Spent most of Thursday feeling all crappy. Not quite sure why, went to town, sorted some crap out. My sister was adamant about coming with me, not really sure why she wanted to come along. She noticed I was in a mood, was weird she asked me what was wrong, I couldn't tell her simply cause I didn't know. We got pizza though, was quite good, can't say it improved my mood or anything though.
Today I found out I have a degree, a 2:1 nonetheless. Really put in the work both semesters and I guess it paid off. Strangely enough, that didn't improve my mood either. I just sat there staring at this .pdf document, not giving a shit about what it meant. I should have pleased at the very least, it was a years worth of work, I was almost convinced I would get a 2:2. I guess it just wasn't that important to me. People seem real pleased with their results, the kinda' pleased where you want to tell everyone, good for them! (I'm not being sarcastic, that's sincere)
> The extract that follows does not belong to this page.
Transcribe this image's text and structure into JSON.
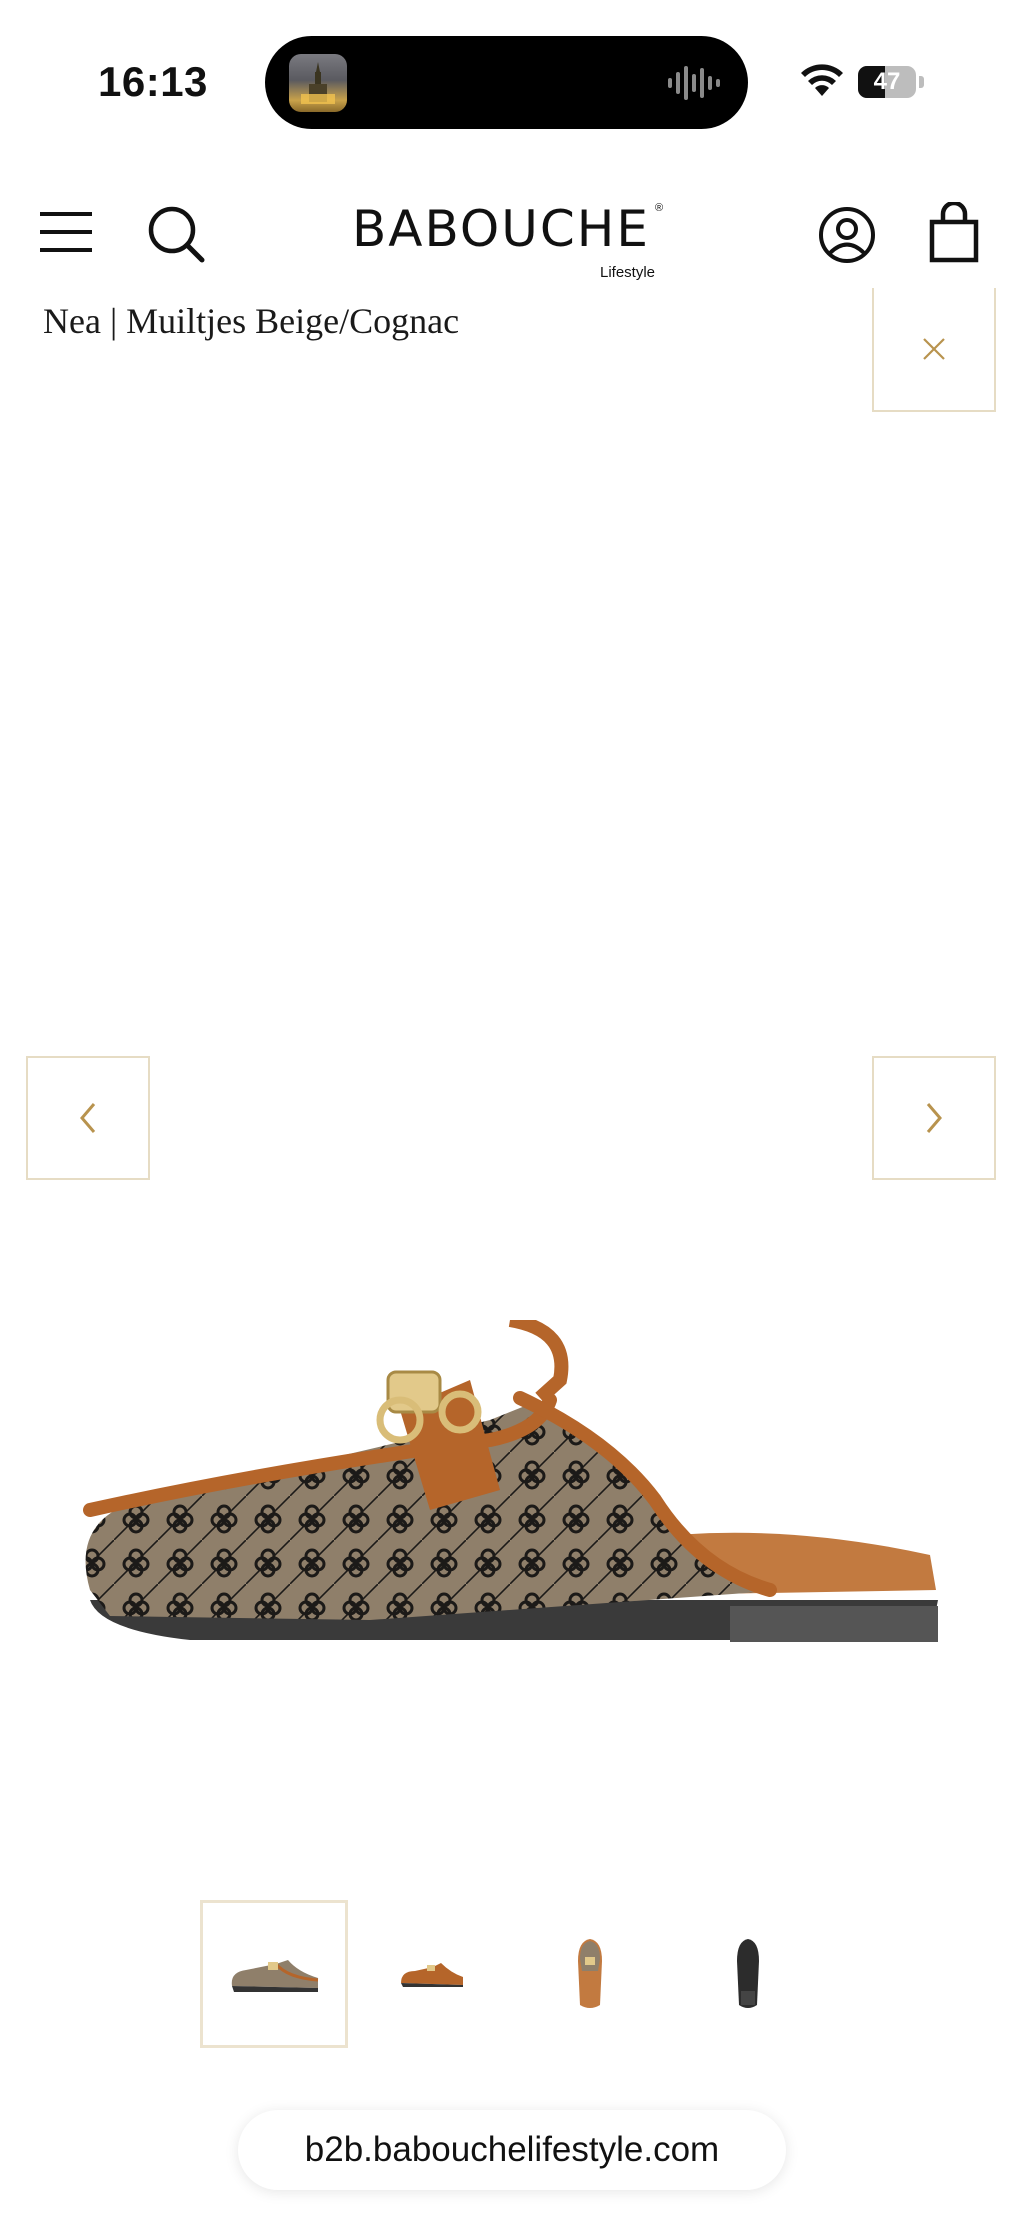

Need to sort out graduation stuff now, it seems to mean a lot to my parents. It really doesn't mean anything to me. Seems like a giant waste of time and money. I think I'll go though, my parents really want me to go, I owe them that much (I actually owe them a lot more).
I have a job interview next Wednesday, been preparing for that. It means a lot. I think I want this, maybe need it. I've thought about it long and hard, I'm convinced I want to move away from the next, spread my wings (pointless metaphor). It's not often I know I have do something and think I can make a good go of this. I feel like I could with this interview.
I don't know if anyone's reading this, but I guess this isn't for you. More for myself. But if you are, I don't intend for this to sound grim or anything. It's a sort of outlet, I'm hoping to look back on this in a year or so and have a different outlook on things.
I should change the title of this blog. I'm not even a student any more.